Rupert Murdoch ha affermato pochi giorni fa che l’informazione, anche online, si deve pagare. Io che non ho, a differenza di Murdoch, alcuna fama nel mondo dell’editoria ne vi ho mai costruito niente di rilevante (ma nemmeno ho comprato Myspace per un costo un tantino…spropositato), analizzo la questione da un punto di vista forse più pragmatico, quello dell’utente.

Cosa succede ad una fonte di notizie che si chiude al mondo esterno, nell’epoca in cui il primo passatempo dell’Internet sociale è condividere link e informazioni su Facebook, blog, Friedfeed, Twitter e quant’altro verrà? Beh, succede che le notizie che propone non sono più “notiziabili”, ovvero segnalabili liberamente, in grado di generare altre notizie e più in generale in grado di alimentare una conversazione. Il problema è quindi che un giornale on-line a pagamento mette un limite drastico alla sua diffusione, e quindi alla sua efficacia. Si può dire che così facendo compromette la sua mission. Ma questo potrebbe anche non interessare all’editore che pensa di poter fare a meno di generare conversazione, accontentandosi di lucrare sulla scarsità (peraltro creata artificialmente - almeno come tentativo) di notizie e approfondimenti di qualità. A mio parere anche la possibilità di lucrare su queste cose è collegata al mantenimento di un giornale notiziabile, che sia un alimentatore di conversazioni.

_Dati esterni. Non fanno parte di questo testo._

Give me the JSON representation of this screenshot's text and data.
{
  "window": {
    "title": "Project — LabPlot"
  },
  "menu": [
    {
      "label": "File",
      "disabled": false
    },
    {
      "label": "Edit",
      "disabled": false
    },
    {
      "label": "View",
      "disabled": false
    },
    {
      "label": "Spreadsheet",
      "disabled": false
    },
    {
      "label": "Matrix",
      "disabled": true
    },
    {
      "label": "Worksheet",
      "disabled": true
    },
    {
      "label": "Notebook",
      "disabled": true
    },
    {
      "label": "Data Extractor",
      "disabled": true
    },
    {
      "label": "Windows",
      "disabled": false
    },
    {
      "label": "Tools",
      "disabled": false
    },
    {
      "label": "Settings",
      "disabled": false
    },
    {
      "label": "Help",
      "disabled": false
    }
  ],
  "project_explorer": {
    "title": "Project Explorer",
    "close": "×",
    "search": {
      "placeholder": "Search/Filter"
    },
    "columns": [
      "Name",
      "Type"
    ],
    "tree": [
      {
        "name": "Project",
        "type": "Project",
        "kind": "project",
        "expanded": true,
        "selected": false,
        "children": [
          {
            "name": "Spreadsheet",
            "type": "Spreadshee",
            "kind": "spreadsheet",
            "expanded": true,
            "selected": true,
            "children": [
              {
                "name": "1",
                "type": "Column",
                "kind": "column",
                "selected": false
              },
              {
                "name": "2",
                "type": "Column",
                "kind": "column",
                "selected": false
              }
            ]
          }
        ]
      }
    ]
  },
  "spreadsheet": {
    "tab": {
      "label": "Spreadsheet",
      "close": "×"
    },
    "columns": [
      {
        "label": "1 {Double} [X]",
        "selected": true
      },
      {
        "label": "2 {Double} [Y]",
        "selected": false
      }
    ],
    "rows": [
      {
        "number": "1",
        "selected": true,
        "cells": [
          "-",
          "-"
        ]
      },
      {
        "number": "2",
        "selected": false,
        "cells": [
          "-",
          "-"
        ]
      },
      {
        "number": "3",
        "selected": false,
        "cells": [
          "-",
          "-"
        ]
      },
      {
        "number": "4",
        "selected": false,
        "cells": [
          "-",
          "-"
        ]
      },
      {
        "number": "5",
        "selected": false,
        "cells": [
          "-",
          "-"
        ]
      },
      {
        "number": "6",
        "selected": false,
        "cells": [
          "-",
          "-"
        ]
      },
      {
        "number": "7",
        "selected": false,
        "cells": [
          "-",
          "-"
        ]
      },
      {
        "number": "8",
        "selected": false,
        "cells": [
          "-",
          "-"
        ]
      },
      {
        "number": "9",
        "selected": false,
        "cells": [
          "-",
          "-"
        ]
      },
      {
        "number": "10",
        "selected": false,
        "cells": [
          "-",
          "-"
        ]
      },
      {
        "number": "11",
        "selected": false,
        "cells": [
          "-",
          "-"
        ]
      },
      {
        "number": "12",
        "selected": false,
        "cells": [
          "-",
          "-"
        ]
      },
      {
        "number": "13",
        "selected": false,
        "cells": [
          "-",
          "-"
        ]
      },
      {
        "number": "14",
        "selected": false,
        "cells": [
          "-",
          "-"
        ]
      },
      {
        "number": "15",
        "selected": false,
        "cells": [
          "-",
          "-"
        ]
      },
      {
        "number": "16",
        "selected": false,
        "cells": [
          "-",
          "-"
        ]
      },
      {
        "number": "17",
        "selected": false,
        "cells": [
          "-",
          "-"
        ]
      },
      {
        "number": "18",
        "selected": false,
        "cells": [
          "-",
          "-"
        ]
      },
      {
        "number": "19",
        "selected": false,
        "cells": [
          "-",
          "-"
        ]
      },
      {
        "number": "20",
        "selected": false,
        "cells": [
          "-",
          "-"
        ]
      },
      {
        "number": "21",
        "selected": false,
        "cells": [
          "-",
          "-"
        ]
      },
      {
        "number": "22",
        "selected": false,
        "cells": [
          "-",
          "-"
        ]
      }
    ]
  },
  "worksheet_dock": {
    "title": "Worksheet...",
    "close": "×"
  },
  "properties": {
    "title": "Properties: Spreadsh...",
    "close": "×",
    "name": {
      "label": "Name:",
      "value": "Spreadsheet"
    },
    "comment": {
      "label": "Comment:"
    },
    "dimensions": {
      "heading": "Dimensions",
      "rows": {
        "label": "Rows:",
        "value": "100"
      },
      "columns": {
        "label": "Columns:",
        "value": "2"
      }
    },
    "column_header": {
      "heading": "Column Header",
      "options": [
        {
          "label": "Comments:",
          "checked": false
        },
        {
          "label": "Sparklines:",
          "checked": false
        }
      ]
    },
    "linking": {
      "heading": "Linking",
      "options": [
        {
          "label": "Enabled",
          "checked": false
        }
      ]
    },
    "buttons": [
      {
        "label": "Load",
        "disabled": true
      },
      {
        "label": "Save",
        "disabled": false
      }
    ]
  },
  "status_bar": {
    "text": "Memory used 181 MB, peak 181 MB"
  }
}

Io, se fossi un editore, non vorrei rinunciare a tutto questo e anzi vi farei leva; vorrei far parte dell’ecosistema, nella più classica delle simbiosi, anziché uscirne e perdere un possibile mutuo beneficio; in termini pratici, un giornale online con accesso a pagamento sbarra la strada a tutte le fonti di traffico che si basano sulla libera accessibilità - e quindi non solo le libere segnalazioni degli utenti ma anche i motori di ricerca che, è vero, lucrano sui contenuti altrui ma in parte restituiscono il favore in termini di traffico vendibile agli inserzionisti e fornendo anche piattaforme di pubblicità sul modello “revenue sharing” - Adsense.

Inoltre, sempre se fossi un editore, vorrei fare leva anche sul fermento che c’è intorno al giornalismo come professione (almeno in Usa, da noi non so); ci sono molti giovani che, a quanto pare e alla faccia della crisi di settore, si lanciano convinti nella frequentazione di scuole di giornalismo. Ma a questi editori non è forse venuto in mente che è proprio a causa della loro crisi che più persone vogliono diventare giornalisti? E forse che la loro crisi apre spazi per nuove forme editoriali…e che quindi non è il giornalismo ad essere in crisi, ma un certo genere di editoria; tempi stimolanti, per un giornalista o aspirante tale, meno interessanti per chi si ancora sempre ai soliti modelli.